L’incarnation vivante du jeune dancehall jamaïcain a su donner la performance attendue. Une élégante arrivée en scène, la cravate se marie à la coiffe bobo à merveille. Sizzla est un show man. Une entrée en douceur pour une montée « faya » - ndrl : le feu !- Le spectacle est une fête. Feux d’artifices et paillettes, tout y est pour satisfaire une foule en transe. Energie diffusée ou rythme ralenti et briquets allumés, l’unité rasta est bien là. On entend le ghetto de Kingston, l’éducation de parents dévots rasta et la flamme des bobo ashanti. Celui qui allie la spiritualité du reggae roots au dance hall, crée un nouvel univers musical plus responsable, politiquement engagé. Ses positions sont connues pour être radicales et agressives envers l’oppresseur occidental et le poids de l’histoire face à la communauté noire. Le public Saint Laurentais a rencontré un artiste « conscient » qui rappelle au devoir de mémoire. Le message est somme toute positif, dans la veine de « black and white unity ». Dévotion spirituelle, politique, Sizzla n’oublie pas l’amour, les femmes, et la mère. « Mama » entre autres titres phares de l’artiste a résonné dans le camp.

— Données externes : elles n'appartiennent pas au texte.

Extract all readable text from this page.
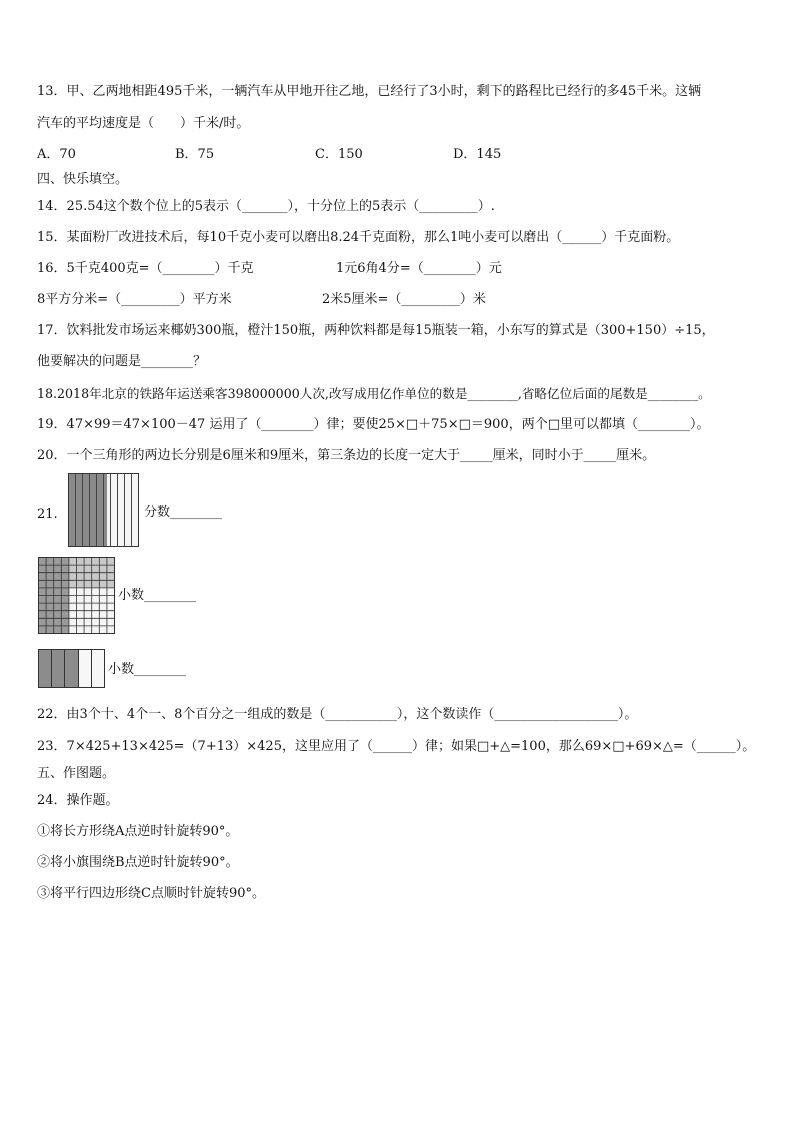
13．甲、乙两地相距495千米，一辆汽车从甲地开往乙地，已经行了3小时，剩下的路程比已经行的多45千米。这辆
汽车的平均速度是（　　）千米/时。
A．70	B．75	C．150	D．145
四、快乐填空。
14．25.54这个数个位上的5表示（_______），十分位上的5表示（_________）.
15．某面粉厂改进技术后，每10千克小麦可以磨出8.24千克面粉，那么1吨小麦可以磨出（______）千克面粉。
16．5千克400克=（________）千克	1元6角4分=（________）元
8平方分米=（_________）平方米	2米5厘米=（_________）米
17．饮料批发市场运来椰奶300瓶，橙汁150瓶，两种饮料都是每15瓶装一箱，小东写的算式是（300+150）÷15，
他要解决的问题是________？
18.2018年北京的铁路年运送乘客398000000人次,改写成用亿作单位的数是________,省略亿位后面的尾数是________。
19．47×99＝47×100－47 运用了（________）律；要使25×□＋75×□＝900，两个□里可以都填（________）。
20．一个三角形的两边长分别是6厘米和9厘米，第三条边的长度一定大于_____厘米，同时小于_____厘米。
21.	分数________
小数________
小数________
22．由3个十、4个一、8个百分之一组成的数是（___________），这个数读作（___________________）。
23．7×425+13×425=（7+13）×425，这里应用了（______）律；如果□+△=100，那么69×□+69×△=（______）。
五、作图题。
24．操作题。
①将长方形绕A点逆时针旋转90°。
②将小旗围绕B点逆时针旋转90°。
③将平行四边形绕C点顺时针旋转90°。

Une première partie locale de qualité assurée par Fondering, puis Koloni et son groupe reggae ; l’artiste a reçu le lendemain le prix du meilleur chanteur toutes catégories par « the crew entertainment » à Paramaribo. Les jamaïcains Abidja et Ras Shilo sont venus pour pallier l’absence de Turbulence, qui n’a finalement pas pu se déplacer. L’organisateur du spectacle, Mickael Christophe regrette ce changement de dernière minute, indépendant de sa volonté. Il nous confirme « Sizzla plait aux gens d’ici, tout le monde l’attendait ». Le dernier volet de la soirée, assuré par I ta ves, a clôturé la fête en beauté : « il distille un style, un vrai travail d’artiste ».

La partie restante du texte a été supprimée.